Section 82(1) of the TPA requires the Miletichs to have suffered loss or damage by Donnelly and Murchie’s conduct. Therefore, the Miletichs must establish that they acted to their detriment in relying on the representations made by Donnelly and Murchie.

The Court agreed that had the Miletichs been told at the meeting on June 22 2006 that not a single shop had been leased in the Foundry then they would not have entered into the lease. Subsequently, the Miletichs relied upon the representations and as such, suffered substantial detriment..

The Court also noted that section 52 TPA is not directed to protecting the legally knowledgeable consumer.

A person who has been persuaded by means of a representation to believe that a certain state of facts will exist at a subsequent time is unlikely to be on guard against the possibility that the representation will turn out to be untrue.

Are the lessors concurrently liable?

Donnelly and Murchie claimed that the lessor, Foodco, and Franchisor, Jamaica Blue, should be liable as concurrent wrongdoers under TPA provisions having passed on the material to the Miletichs, particularly the leasing disclosure statement.

The Court, however, held that there is no evidence that either Foodco or the Franchisor Jamaica Blue had represented that any material passed on from the property developer, Donnelly or Murchie was true and thus the Court found that they had not engaged in misleading and deceptive conduct towards the Miletichs.

The Lessor and Franchisor were simply the vehicle for communication between Donnelly and Murchie and the Miletichs.

Mitigation of loss?

The loss claimed by the Miletichs was all the expenses of setting up and running the business along with loss of income from their previous employers. This, however, was mitigated since the Miletichs had not sought full-time employment since the closing down of the business.

The loss suffered by the applicants, therefore, amounted to a total of $398,557.39 which was to be payed by the Donnelly and Murchie.
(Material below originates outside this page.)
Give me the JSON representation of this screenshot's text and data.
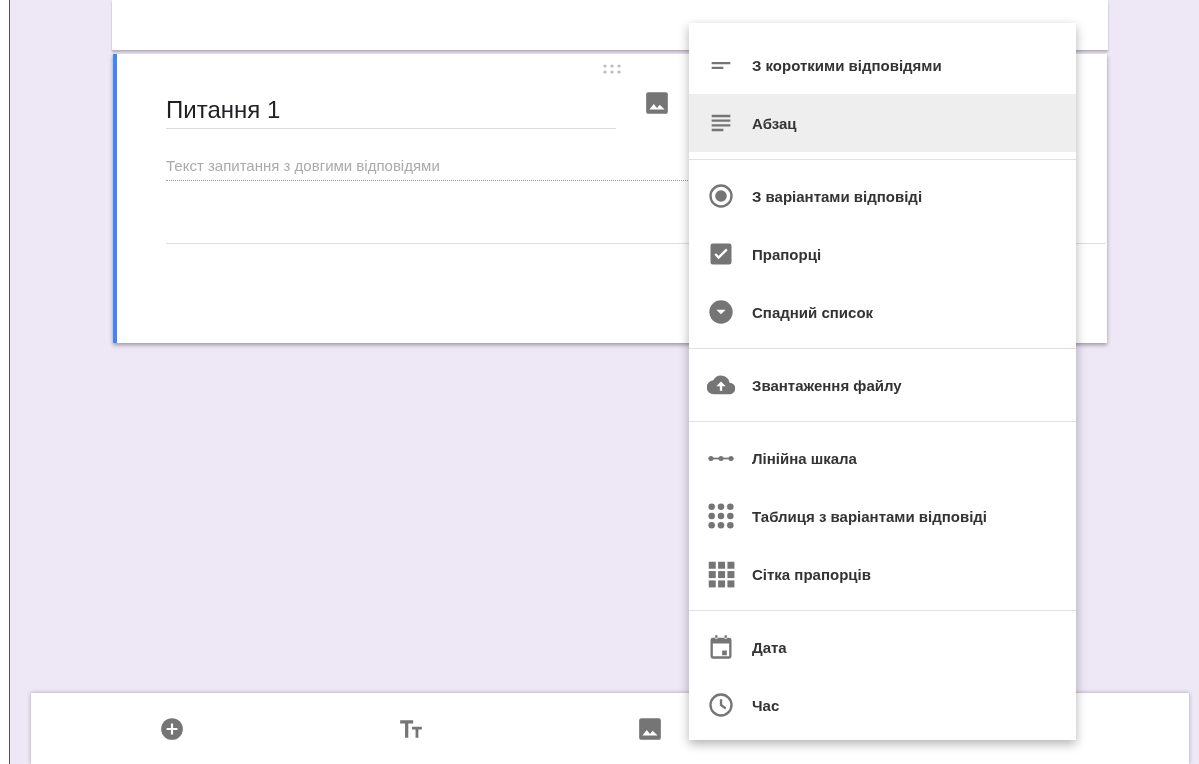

Practical tips for site selection

To avoid being caught in a similar situation, franchisees/franchisors should ensure the following:

Have a Checklist: Ensure the lease is in an area most suitable for your franchise. For example, a checklist should include:

  • Is the area accessible?
  • Is there convenient parking?
  • Is there a continual flow of pedestrians?
  • Is the area visible to potential customers?
  • Is there local competition?
  • Does the tenant mix complement my franchise?
  • Is the location suitable for my target market?
  • Are the trading hours appropriate for my franchise?
  • Does it meet the operational requirements of my franchise?
  • Could future development plans make the location unsustainable?
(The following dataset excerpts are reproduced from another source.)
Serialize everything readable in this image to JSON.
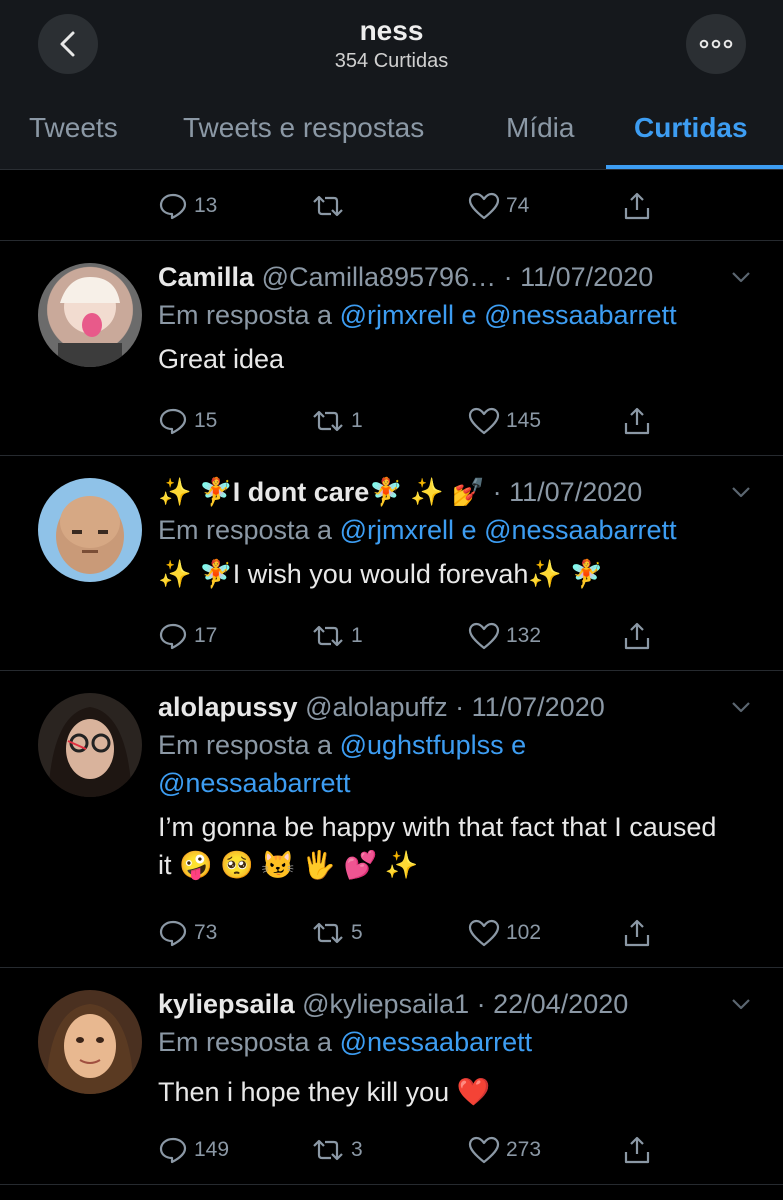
{
  "header": {
    "title": "ness",
    "subtitle": "354 Curtidas"
  },
  "tabs": [
    {
      "label": "Tweets"
    },
    {
      "label": "Tweets e respostas"
    },
    {
      "label": "Mídia"
    },
    {
      "label": "Curtidas"
    }
  ],
  "top_partial": {
    "replies": "13",
    "retweets": "",
    "likes": "74"
  },
  "tweets": [
    {
      "name": "Camilla",
      "handle": "@Camilla895796…",
      "date": "· 11/07/2020",
      "reply_prefix": "Em resposta a",
      "mention1": "@rjmxrell",
      "conj": "e",
      "mention2": "@nessaabarrett",
      "text": "Great idea",
      "replies": "15",
      "retweets": "1",
      "likes": "145"
    },
    {
      "name": "✨ 🧚I dont care🧚 ✨ 💅",
      "handle": "",
      "date": "· 11/07/2020",
      "reply_prefix": "Em resposta a",
      "mention1": "@rjmxrell",
      "conj": "e",
      "mention2": "@nessaabarrett",
      "text": "✨ 🧚I wish you would forevah✨ 🧚",
      "replies": "17",
      "retweets": "1",
      "likes": "132"
    },
    {
      "name": "alolapussy",
      "handle": "@alolapuffz",
      "date": "· 11/07/2020",
      "reply_prefix": "Em resposta a",
      "mention1": "@ughstfuplss",
      "conj": "e",
      "mention2": "@nessaabarrett",
      "text": "I’m gonna be happy with that fact that I caused it 🤪 🥺 😼 🖐 💕 ✨",
      "replies": "73",
      "retweets": "5",
      "likes": "102"
    },
    {
      "name": "kyliepsaila",
      "handle": "@kyliepsaila1",
      "date": "· 22/04/2020",
      "reply_prefix": "Em resposta a",
      "mention1": "@nessaabarrett",
      "text": "Then i hope they kill you ❤️",
      "replies": "149",
      "retweets": "3",
      "likes": "273"
    }
  ],
  "colors": {
    "accent": "#3d9df2",
    "muted": "#8b98a5",
    "header_bg": "#15181c"
  },
  "icons": [
    "back-arrow-icon",
    "more-dots-icon",
    "reply-icon",
    "retweet-icon",
    "like-heart-icon",
    "share-icon",
    "chevron-down-icon"
  ]
}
Do some research: Do not simply rely on representations made by parties to you. Do your own investigations and research on the points above before signing the lease including any future changes that may be made. This may also provide bargaining power when it comes to the lease negotiations.

Confirm in writing: If a leasing agent makes verbal claims, ask them to confirm those claims in writing. Additionally, ensure all representations which have been made are contained in the Disclosure Statement. This will provide comfort and assist in obtaining relief if the representations were not as claimed.
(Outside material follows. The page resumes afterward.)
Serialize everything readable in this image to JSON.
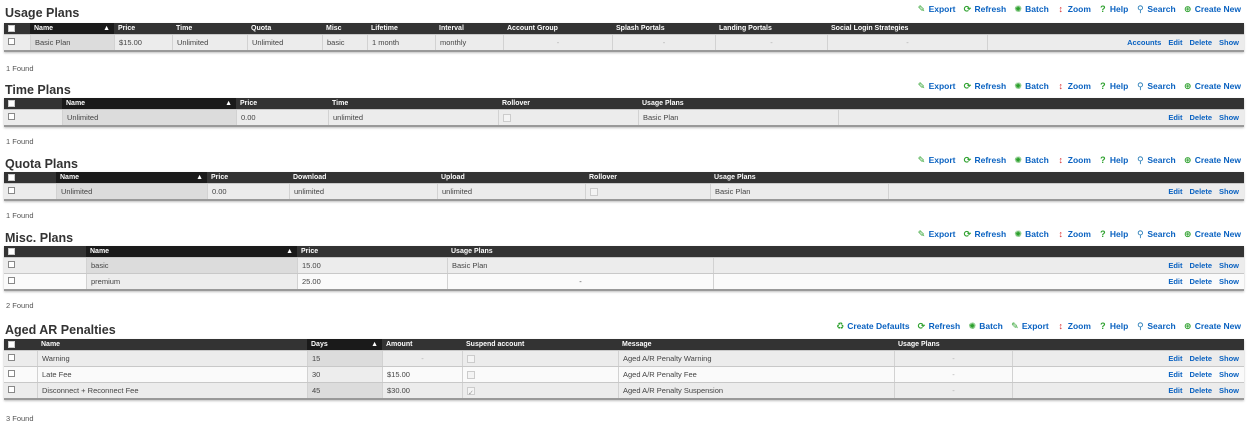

Ask questions: Ask lots of questions regarding your checklist. Silence or concealment, in some instances, can lead to a misleading representation in itself. This may provide relief if the concealment affects your business. Record the answers given to you after the meeting or during if permitted.

Talk to others: Speak to others with knowledge of the area to see if claims made are confirmed by non-interested parties. Additionally, speak to other tenants in the centre about operating a business in the centre and the inflow of customers.

Negotiate: There is no such thing as a standard lease. Read your lease closely and get advice on its terms before signing.

Get Representation: Consult either solicitors who specialise in leases, leasing agents or real estate agents who specialise in negotiating lease terms or other qualified and experienced parties who can assist if you lack expertise.

Beware: of passing on information of others and ensure you are not representing that its contents are truthful and therefore impliedly can be relied upon if you do not hold that opinion.